My aim is to fit a chirp to extract frequency, amplitude, and phase. Here is the chirp a generate

It is an exponential downchirp signal starting at 25 Hz then end at 0.2 Hz with amplitude 5e-3.

Of course the data that I will get from my experiments will be i) noisy, ii) amplitude will change according to the frequency, iii) so do the phase. But I want to work on easy signal first then move into hard stuff.

My ideas are, to fit the curve: - find each local minima and maxima to get 1 period of the signal. - then fit the period to a y(t) = Amplitude*sin(2*pi*Frequency*t+Phase) - Then move to the other period of the curve and do the fitting again.

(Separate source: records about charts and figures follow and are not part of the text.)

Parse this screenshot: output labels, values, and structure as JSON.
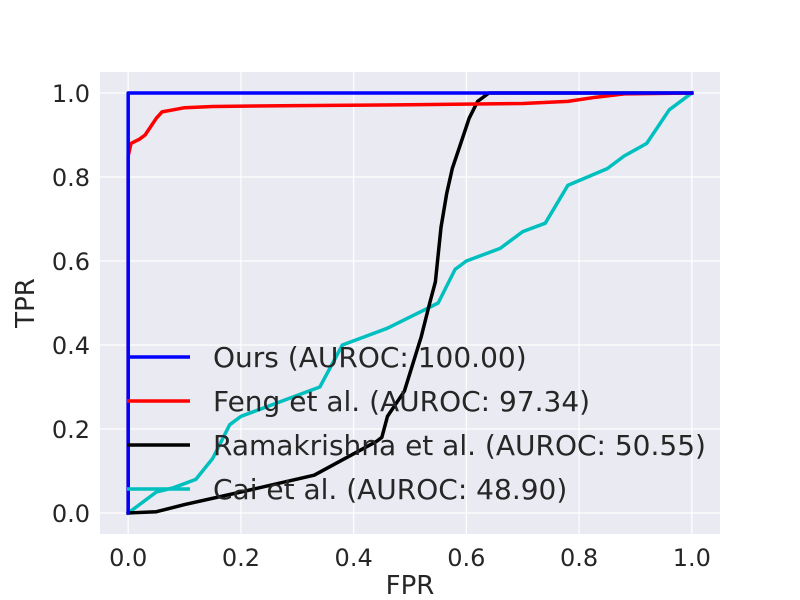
{
  "chart_data": {
    "type": "line",
    "title": "",
    "xlabel": "FPR",
    "ylabel": "TPR",
    "xlim": [
      -0.05,
      1.05
    ],
    "ylim": [
      -0.05,
      1.05
    ],
    "xticks": [
      0.0,
      0.2,
      0.4,
      0.6,
      0.8,
      1.0
    ],
    "yticks": [
      0.0,
      0.2,
      0.4,
      0.6,
      0.8,
      1.0
    ],
    "xtick_labels": [
      "0.0",
      "0.2",
      "0.4",
      "0.6",
      "0.8",
      "1.0"
    ],
    "ytick_labels": [
      "0.0",
      "0.2",
      "0.4",
      "0.6",
      "0.8",
      "1.0"
    ],
    "grid": true,
    "legend_position": "lower-left",
    "series": [
      {
        "name": "Ours (AUROC: 100.00)",
        "color": "#0000ff",
        "points": [
          [
            0.0,
            0.0
          ],
          [
            0.0,
            1.0
          ],
          [
            1.0,
            1.0
          ]
        ]
      },
      {
        "name": "Feng et al. (AUROC: 97.34)",
        "color": "#ff0000",
        "points": [
          [
            0.0,
            0.0
          ],
          [
            0.0,
            0.85
          ],
          [
            0.005,
            0.88
          ],
          [
            0.02,
            0.89
          ],
          [
            0.03,
            0.9
          ],
          [
            0.04,
            0.92
          ],
          [
            0.05,
            0.94
          ],
          [
            0.06,
            0.955
          ],
          [
            0.08,
            0.96
          ],
          [
            0.1,
            0.965
          ],
          [
            0.15,
            0.968
          ],
          [
            0.3,
            0.97
          ],
          [
            0.5,
            0.972
          ],
          [
            0.7,
            0.975
          ],
          [
            0.78,
            0.98
          ],
          [
            0.83,
            0.99
          ],
          [
            0.88,
            0.998
          ],
          [
            1.0,
            1.0
          ]
        ]
      },
      {
        "name": "Ramakrishna et al. (AUROC: 50.55)",
        "color": "#000000",
        "points": [
          [
            0.0,
            0.0
          ],
          [
            0.05,
            0.003
          ],
          [
            0.1,
            0.02
          ],
          [
            0.2,
            0.05
          ],
          [
            0.33,
            0.09
          ],
          [
            0.44,
            0.17
          ],
          [
            0.45,
            0.18
          ],
          [
            0.46,
            0.23
          ],
          [
            0.49,
            0.29
          ],
          [
            0.52,
            0.42
          ],
          [
            0.535,
            0.5
          ],
          [
            0.545,
            0.55
          ],
          [
            0.555,
            0.68
          ],
          [
            0.565,
            0.76
          ],
          [
            0.575,
            0.82
          ],
          [
            0.59,
            0.88
          ],
          [
            0.605,
            0.94
          ],
          [
            0.62,
            0.98
          ],
          [
            0.64,
            1.0
          ],
          [
            1.0,
            1.0
          ]
        ]
      },
      {
        "name": "Cai et al. (AUROC: 48.90)",
        "color": "#00bfbf",
        "points": [
          [
            0.0,
            0.0
          ],
          [
            0.02,
            0.02
          ],
          [
            0.05,
            0.05
          ],
          [
            0.08,
            0.06
          ],
          [
            0.12,
            0.08
          ],
          [
            0.15,
            0.13
          ],
          [
            0.18,
            0.21
          ],
          [
            0.2,
            0.23
          ],
          [
            0.22,
            0.24
          ],
          [
            0.3,
            0.28
          ],
          [
            0.34,
            0.3
          ],
          [
            0.38,
            0.4
          ],
          [
            0.42,
            0.42
          ],
          [
            0.46,
            0.44
          ],
          [
            0.52,
            0.48
          ],
          [
            0.55,
            0.5
          ],
          [
            0.58,
            0.58
          ],
          [
            0.6,
            0.6
          ],
          [
            0.66,
            0.63
          ],
          [
            0.7,
            0.67
          ],
          [
            0.74,
            0.69
          ],
          [
            0.78,
            0.78
          ],
          [
            0.85,
            0.82
          ],
          [
            0.88,
            0.85
          ],
          [
            0.92,
            0.88
          ],
          [
            0.96,
            0.96
          ],
          [
            1.0,
            1.0
          ]
        ]
      }
    ]
  }
}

Here are the results I am getting

The amplitude of the signal seems ok, but get some issues with the frequency and the phase (why those low values) Here is one part of the code I wrote:

defl = load('DwellDriveWave.txt'); %The file with the downchirp signal generated
defl =defl';
time = linspace(0,3.5,length(defl)); %definition of the time vector
time = time;
[pks,locs] = findpeaks(defl); %find local maxima
DeflInv = -1.*defl; %inverse deflection to find minima
[pksinv,locsinv] = findpeaks(DeflInv); %find local minima

Then I define the position (vector postime) of the starting and ending of the period. Piece of code too big thus not put here. Then I do the fitting according to each period:

% Definition of the fit function
fitfun=@(A,x) A(1)*sin(2*pi*A(2).*x+A(3)); %A(1) the amplitude, A(2) the frequency, A(3) the phase.
EndFrequency = 25;                                                                   %Here we define the bet values
StartFrequency = 0.2;                                                                %by creating a vector with the   
TrueEnd = 3.5;                                                                       %exponential downchirp expected
CoefficientK = (EndFrequency/StartFrequency)^(-1/TrueEnd);                           %
fguess = EndFrequency*CoefficientK.^(linspace(0,time(postime(end)),length(postime)));%
A0 = [max(defl),fguess(i),-pi]; %Initial parameters
f = zeros(3,length(postime)-1);
chi = zeros(1,length(postime)-1);
opts = statset('nlinfit');
opts.RobustWgtFun = 'welsch';
for i = 1:length(postime)-1    
    [f(:,i),R,J,CovB,MSE] = nlinfit(time(postime(i):postime(i+1)),...
        defl(postime(i):postime(i+1)), fitfun,A0,opts);
    chi(i) = 1-sum(R.^2)/sum((defl(postime(i):postime(i+1))- ...
                            mean(defl(postime(i):postime(i+1)))).^2);
    A0(2) = fguess(i+1);
end

So I would like to know if you have any hints why the frequency I am getting is not the initial one, and why the phase I have is so low. I bet there is a problem with the definition of the time vector in the fitting but ....

Cheers !